Research conducted at the Yale Cancer Center has found that a procedure known as cavity shave margins could avoid unnecessary follow-up surgeries and save time and costs.

Research conducted at the Yale Cancer Center has found that a procedure known as cavity shave margins or CSM could avoid unnecessary follow-up surgeries and simultaneously save significant costs to the healthcare system.

Through a study published in the New England Journal of Medicine earlier this year, researchers at Yale shared data from a randomized, controlled trial that evaluated the outcomes of routine excision of circumferential CSM versus standard partial mastectomy, including excision of selective margins, in patients undergoing breast-conservation surgery. The randomized study included 235 patients who had been diagnosed with breast cancer following a core-needle biopsy—these were stage 0 to III patients. Patients were randomized into the shave group (CSM) or no-shave group. For patients in the shave group, surgeons resected additional tissue, so that CSM encompassing the entire cavity were removed.

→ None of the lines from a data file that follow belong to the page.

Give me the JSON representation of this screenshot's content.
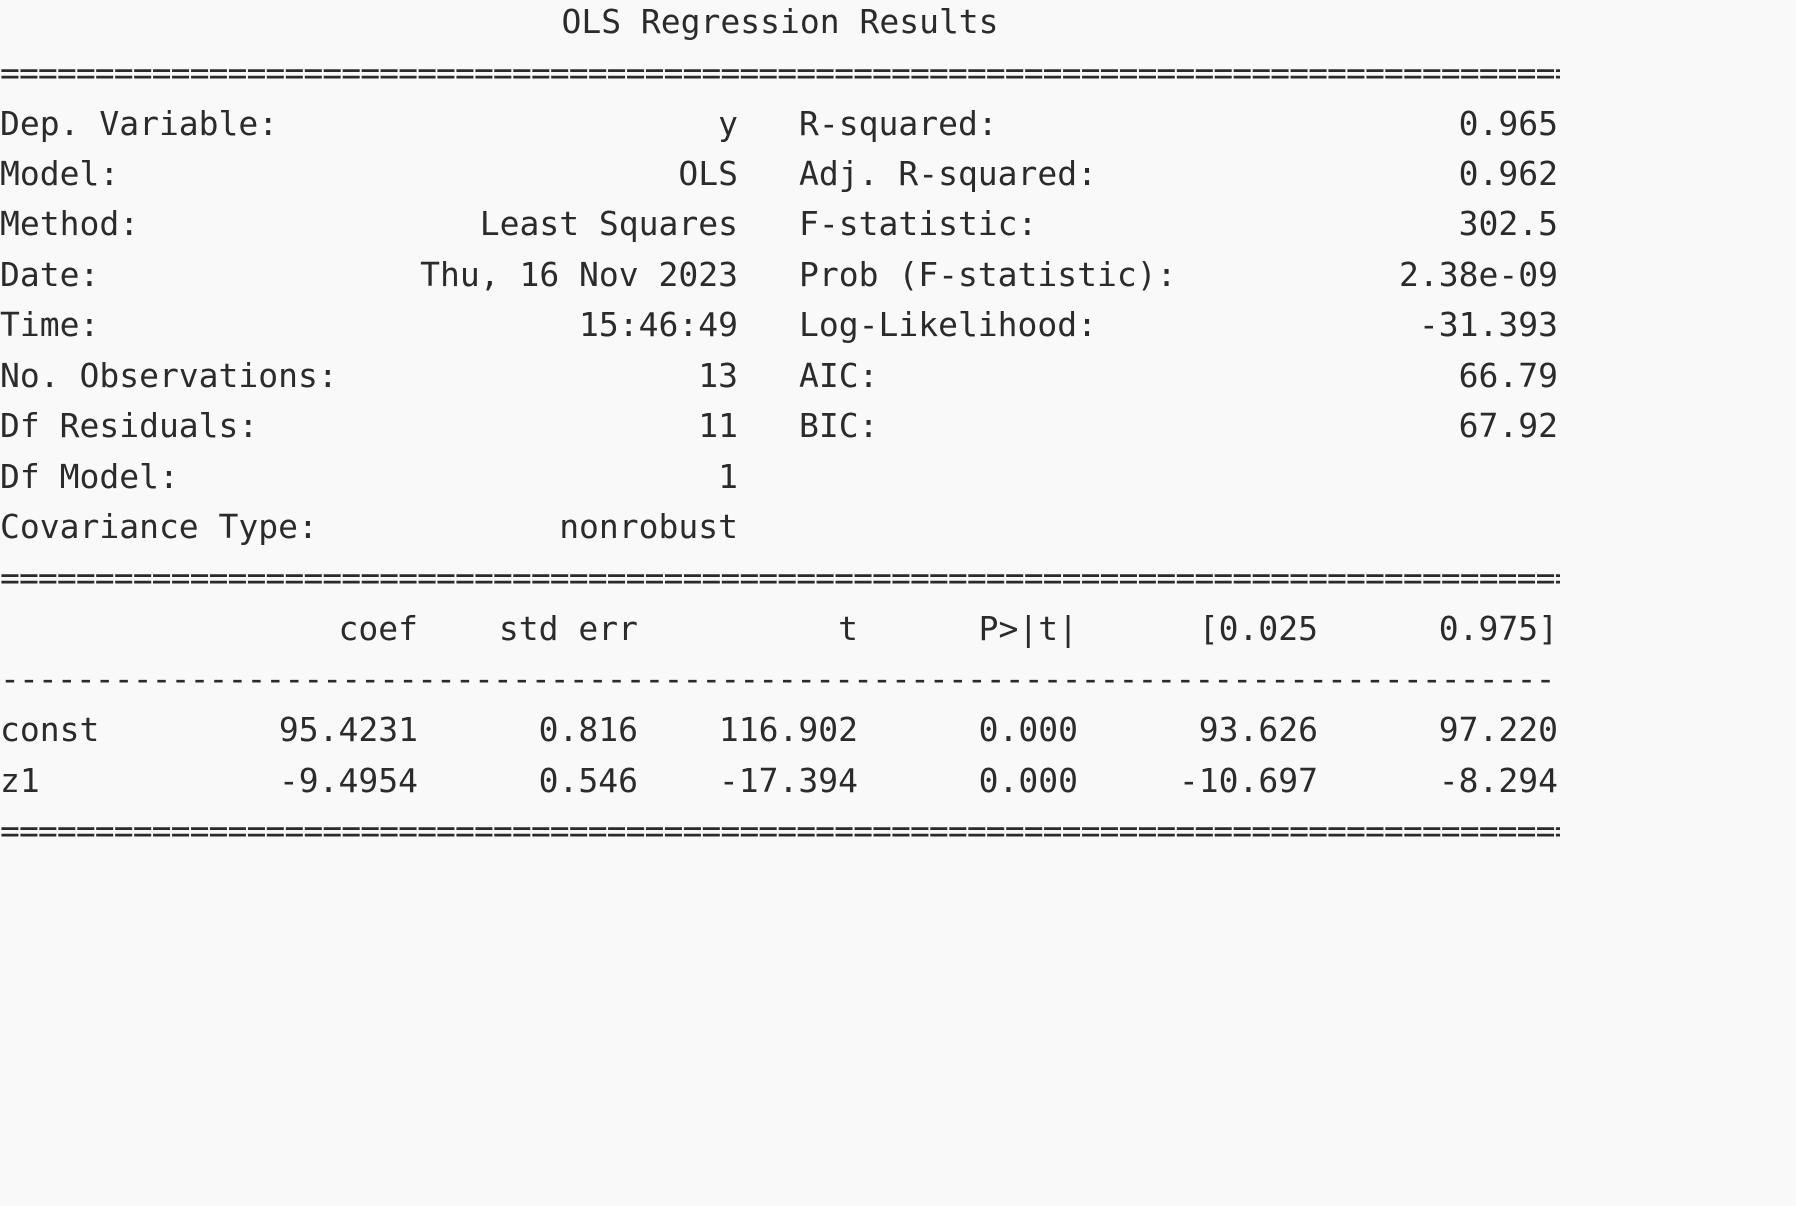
{
  "title": "OLS Regression Results",
  "rules": {
    "double": "===============================================================================================",
    "single": "-----------------------------------------------------------------------------------------------"
  },
  "summary": {
    "left": [
      {
        "label": "Dep. Variable:",
        "value": "y"
      },
      {
        "label": "Model:",
        "value": "OLS"
      },
      {
        "label": "Method:",
        "value": "Least Squares"
      },
      {
        "label": "Date:",
        "value": "Thu, 16 Nov 2023"
      },
      {
        "label": "Time:",
        "value": "15:46:49"
      },
      {
        "label": "No. Observations:",
        "value": "13"
      },
      {
        "label": "Df Residuals:",
        "value": "11"
      },
      {
        "label": "Df Model:",
        "value": "1"
      },
      {
        "label": "Covariance Type:",
        "value": "nonrobust"
      }
    ],
    "right": [
      {
        "label": "R-squared:",
        "value": "0.965"
      },
      {
        "label": "Adj. R-squared:",
        "value": "0.962"
      },
      {
        "label": "F-statistic:",
        "value": "302.5"
      },
      {
        "label": "Prob (F-statistic):",
        "value": "2.38e-09"
      },
      {
        "label": "Log-Likelihood:",
        "value": "-31.393"
      },
      {
        "label": "AIC:",
        "value": "66.79"
      },
      {
        "label": "BIC:",
        "value": "67.92"
      }
    ]
  },
  "coefficients": {
    "headers": [
      "coef",
      "std err",
      "t",
      "P>|t|",
      "[0.025",
      "0.975]"
    ],
    "rows": [
      {
        "name": "const",
        "values": [
          "95.4231",
          "0.816",
          "116.902",
          "0.000",
          "93.626",
          "97.220"
        ]
      },
      {
        "name": "z1",
        "values": [
          "-9.4954",
          "0.546",
          "-17.394",
          "0.000",
          "-10.697",
          "-8.294"
        ]
      }
    ]
  }
}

Primary trial endpoint was the rate of positive margins on final pathological testing. Additionally, reexcision rates were recorded as a part of the trial data. These were defined as defined as the proportion of patients who were returned to the operating room for further surgery for margin clearance. Secondary endpoints included the volume of tissue excised and patient-reported cosmesis.

The authors found a clear association between the rate of positive margins and reexcision rates: CSM reduced the rate of positive margins by nearly 50% and more than halved the rate of reexcision when compared with standard partial mastectomy. The analysis showed that patients in the no-shave group were more likely to return to the clinic for a second or third reexcision. Patients in this trial, however, did not view a significant cosmetic difference between the 2 procedures.

As a follow-up on the NEJM study, the authors will now be presenting data at the 2015 Annual San Antonio Breast Cancer Symposium that evaluates time and cost outcomes of CSM. The study found, as would be expected, that CSM increased the time of initial surgery by a median of 10 minutes (76 minutes vs 66 minutes), and also added to the costs of the operating room (OR; $1315 vs $1138), pathology use ($1195 vs $795), and overall costs ($4758 vs $4133). However, the mean cost per patient for additional surgeries was significantly lower in the CSM group ($332) than in the no-shave group ($983), the authors report.

These new data suggest that CSM can reduce patient visits for additional procedures and also improve utilization of surgeon and OR time, which in the long-term can be a significant value-add.

“At a time when healthcare costs are skyrocketing, and patients face significant financial burden with their treatments, it’s increasingly important to look at value in cancer care,” according to first author Anees Chagpar, MD, MPH, associate professor of surgery at Yale School of Medicine and director of The Breast Center at Smilow Cancer Hospital at Yale-New Haven. “We found that taking cavity shave margins resulted in fewer return trips to the operating room at no added cost. Clearly, this is a win all around — for patients, providers, and payers.”